Las únicas que parecían insensibles a la atmósfera del
perfume clavel-petróleo eran las ratas, y fue la única vez que se pudo asistir al
espectáculo en que los roedores, saliendo de sus cuevas, atacaban encarnizadamente
a sus viejos enemigos los gatos. Numerosos gatos fueron destrozados por los ratones.
A las tres de la tarde respirábamos con dificultad.
El profesor Hagenbuk, tendido en un sofá de mi escritorio, miraba a través de los
cristales al sol envuelto en una atmósfera verdosa; yo, apoltronado en mi sillón,
pensaba que millones y millones de hombres íbamos a morir, pues en nuestra total
inercia al aire se aprecia cada vez más enrarecido y extraño a los pulmones, que
levantaban penosamente la tablilla del pecho; luego perdimos el sentido, y de aquel
instante el único recuerdo que conservo es el ojo bizco del profesor Hagenbuk mirando
el sol verdoso.
Debimos permanecer en la más completa inconsciencia
durante tres horas. Cuando despertamos la total negrura del cielo estaba rayada
por tan terribles relámpagos, que los ojos se entrecerraban medrosos frente al ígneo
espectáculo.
El profesor Hagenbuk, de pie junto a la ventana murmuró:
–Lo había previsto; ¡vaya si lo había previsto!
Un estampido de violencia tal que me ensordeció durante
un cuarto de hora me impidió escuchar lo que él creía haber previsto. Un rayo acababa
de hendir un rascacielos, y el edificio se desmoronó por la mitad, y al suceder
el fogonazo de los rayos se podía percibir el interior del edificio con los pisos
alfombrados colgando en el aire y los muebles tumbados en posiciones inverosímiles.
Fue la última descarga eléctrica.
El profesor Hagenbuk se volvió hacia mí, y mirándome
muy grave con su extraordinario ojo bizco, repitió:
–Lo había previsto.
Irritado me volví hacia él.
–¿Qué es lo que había previsto usted, profesor? –grité.
–Todo lo que ha sucedido.
Sonreí incrédulamente. El profesor se echó las manos
al bolsillo, retiró de allí una libreta, la abrió y en la tercera hoja leí:
“Descripción de los efectos que los hidrocarburos cometarios
pueden ejercer sobre las poblaciones de la Tierra”.
–¿Qué es eso de los hidrocarburos cometarios?

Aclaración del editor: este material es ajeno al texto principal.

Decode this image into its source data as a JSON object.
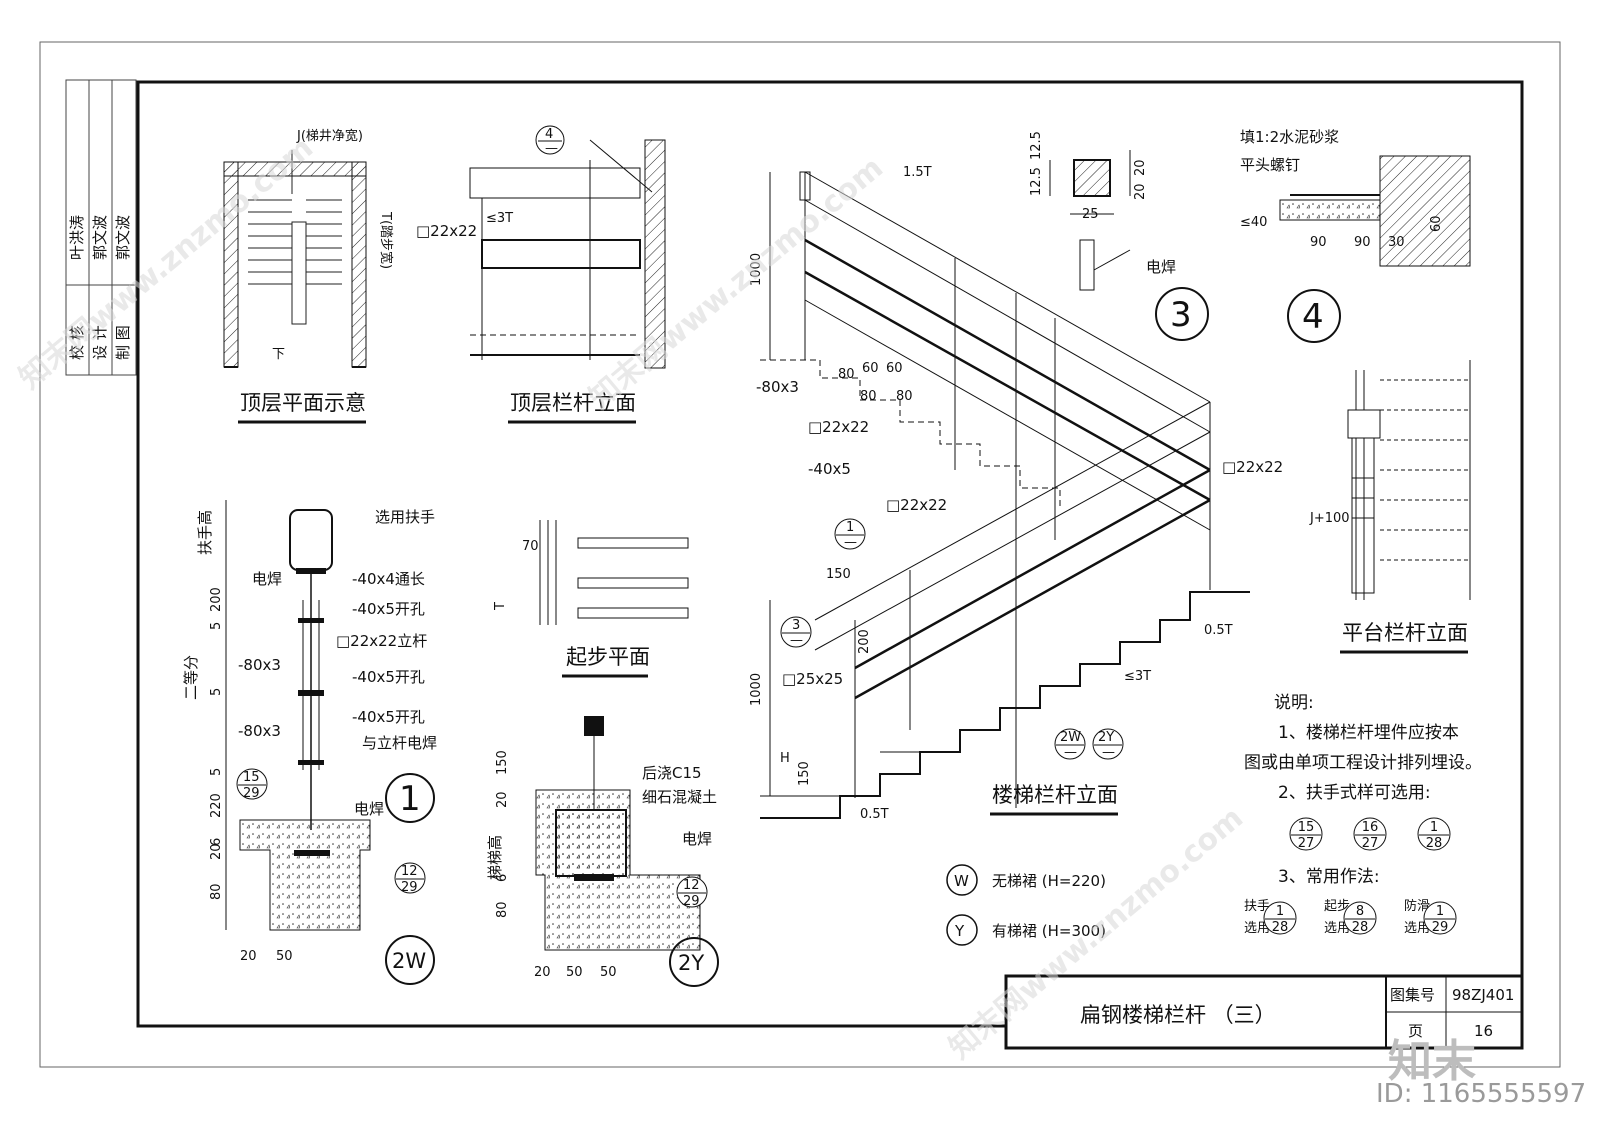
{
  "sidebar": {
    "roles": [
      "校 核",
      "设 计",
      "制 图"
    ],
    "names": [
      "叶洪涛",
      "郭文波",
      "郭文波"
    ]
  },
  "views": {
    "top_plan": {
      "title": "顶层平面示意",
      "j_label": "J(梯井净宽)",
      "t_label": "T(踏步宽)",
      "down": "下"
    },
    "top_rail": {
      "title": "顶层栏杆立面",
      "bar": "□22x22",
      "spacing": "≤3T",
      "ref_top": "4",
      "ref_bot": "—"
    },
    "start_plan": {
      "title": "起步平面",
      "d70": "70",
      "dT": "T"
    },
    "stair_rail": {
      "title": "楼梯栏杆立面",
      "d1000a": "1000",
      "d15T": "1.5T",
      "d80": "80",
      "d60a": "60",
      "d60b": "60",
      "d80b": "80",
      "d80c": "80",
      "flat80x3": "-80x3",
      "bar22a": "□22x22",
      "flat40x5": "-40x5",
      "bar22b": "□22x22",
      "bar22c": "□22x22",
      "d150": "150",
      "d200": "200",
      "bar25": "□25x25",
      "d1000b": "1000",
      "dH": "H",
      "d150b": "150",
      "d05Ta": "0.5T",
      "d3T": "≤3T",
      "d05Tb": "0.5T",
      "ref1_top": "1",
      "ref1_bot": "—",
      "ref3_top": "3",
      "ref3_bot": "—",
      "ref2w_top": "2W",
      "ref2w_bot": "—",
      "ref2y_top": "2Y",
      "ref2y_bot": "—"
    },
    "detail3": {
      "d125a": "12.5",
      "d125b": "12.5",
      "d20a": "20",
      "d20b": "20",
      "d25": "25",
      "weld": "电焊",
      "num": "3"
    },
    "detail4": {
      "fill": "填1:2水泥砂浆",
      "screw": "平头螺钉",
      "d40": "≤40",
      "d90a": "90",
      "d90b": "90",
      "d30": "30",
      "d60": "60",
      "num": "4"
    },
    "platform": {
      "title": "平台栏杆立面",
      "dJ": "J+100"
    },
    "detail1": {
      "handrail_h": "扶手高",
      "sel_handrail": "选用扶手",
      "weld": "电焊",
      "f40x4": "-40x4通长",
      "f40x5a": "-40x5开孔",
      "post": "□22x22立杆",
      "f80x3a": "-80x3",
      "f40x5b": "-40x5开孔",
      "f80x3b": "-80x3",
      "f40x5c": "-40x5开孔",
      "weld_post": "与立杆电焊",
      "equal": "二等分",
      "d200": "200",
      "d5a": "5",
      "d5b": "5",
      "d5c": "5",
      "d220": "220",
      "d6": "6",
      "d20": "20",
      "d80": "80",
      "d20b": "20",
      "d50": "50",
      "weld2": "电焊",
      "ref15": "15",
      "ref29a": "29",
      "ref12": "12",
      "ref29b": "29",
      "num1": "1",
      "num2w": "2W"
    },
    "detail2y": {
      "cast": "后浇C15",
      "concrete": "细石混凝土",
      "weld": "电焊",
      "stair_h": "梯梯高",
      "d150": "150",
      "d20": "20",
      "d6": "6",
      "d80": "80",
      "d20b": "20",
      "d50a": "50",
      "d50b": "50",
      "ref12": "12",
      "ref29": "29",
      "num": "2Y"
    }
  },
  "legend": {
    "w_symbol": "W",
    "w_text": "无梯裙 (H=220)",
    "y_symbol": "Y",
    "y_text": "有梯裙 (H=300)"
  },
  "notes": {
    "heading": "说明:",
    "n1a": "1、楼梯栏杆埋件应按本",
    "n1b": "图或由单项工程设计排列埋设。",
    "n2": "2、扶手式样可选用:",
    "refs2": [
      [
        "15",
        "27"
      ],
      [
        "16",
        "27"
      ],
      [
        "1",
        "28"
      ]
    ],
    "n3": "3、常用作法:",
    "l_handrail_a": "扶手",
    "l_handrail_b": "选用",
    "l_start_a": "起步",
    "l_start_b": "选用",
    "l_slip_a": "防滑",
    "l_slip_b": "选用",
    "refs3": [
      [
        "1",
        "28"
      ],
      [
        "8",
        "28"
      ],
      [
        "1",
        "29"
      ]
    ]
  },
  "titleblock": {
    "title": "扁钢楼梯栏杆 （三）",
    "atlas_label": "图集号",
    "atlas_no": "98ZJ401",
    "page_label": "页",
    "page_no": "16"
  },
  "watermark": {
    "brand": "知末",
    "id": "ID: 1165555597",
    "site": "知末网www.znzmo.com"
  }
}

El profesor Hagenbuk sonrió piadosamente y me contestó:
–La substancia dominante que forma la cola de los cometas.
Nosotros hemos atravesado la cola de un cometa.
–¿Y por qué no lo dijo antes?
–Para no alarmar a la gente. Hace diez días que espero
la ocurrencia de este fenómeno, pero… a propósito; anoche usted se ha quedado debiéndome
treinta tantos de nuestra partida.
Aunque no lo crean ustedes, yo quedé sin habla frente
al profesor. Y estas son las horas en que pienso escribir la historia de su fantástica
vida y causas de su no menos fantástico silencio.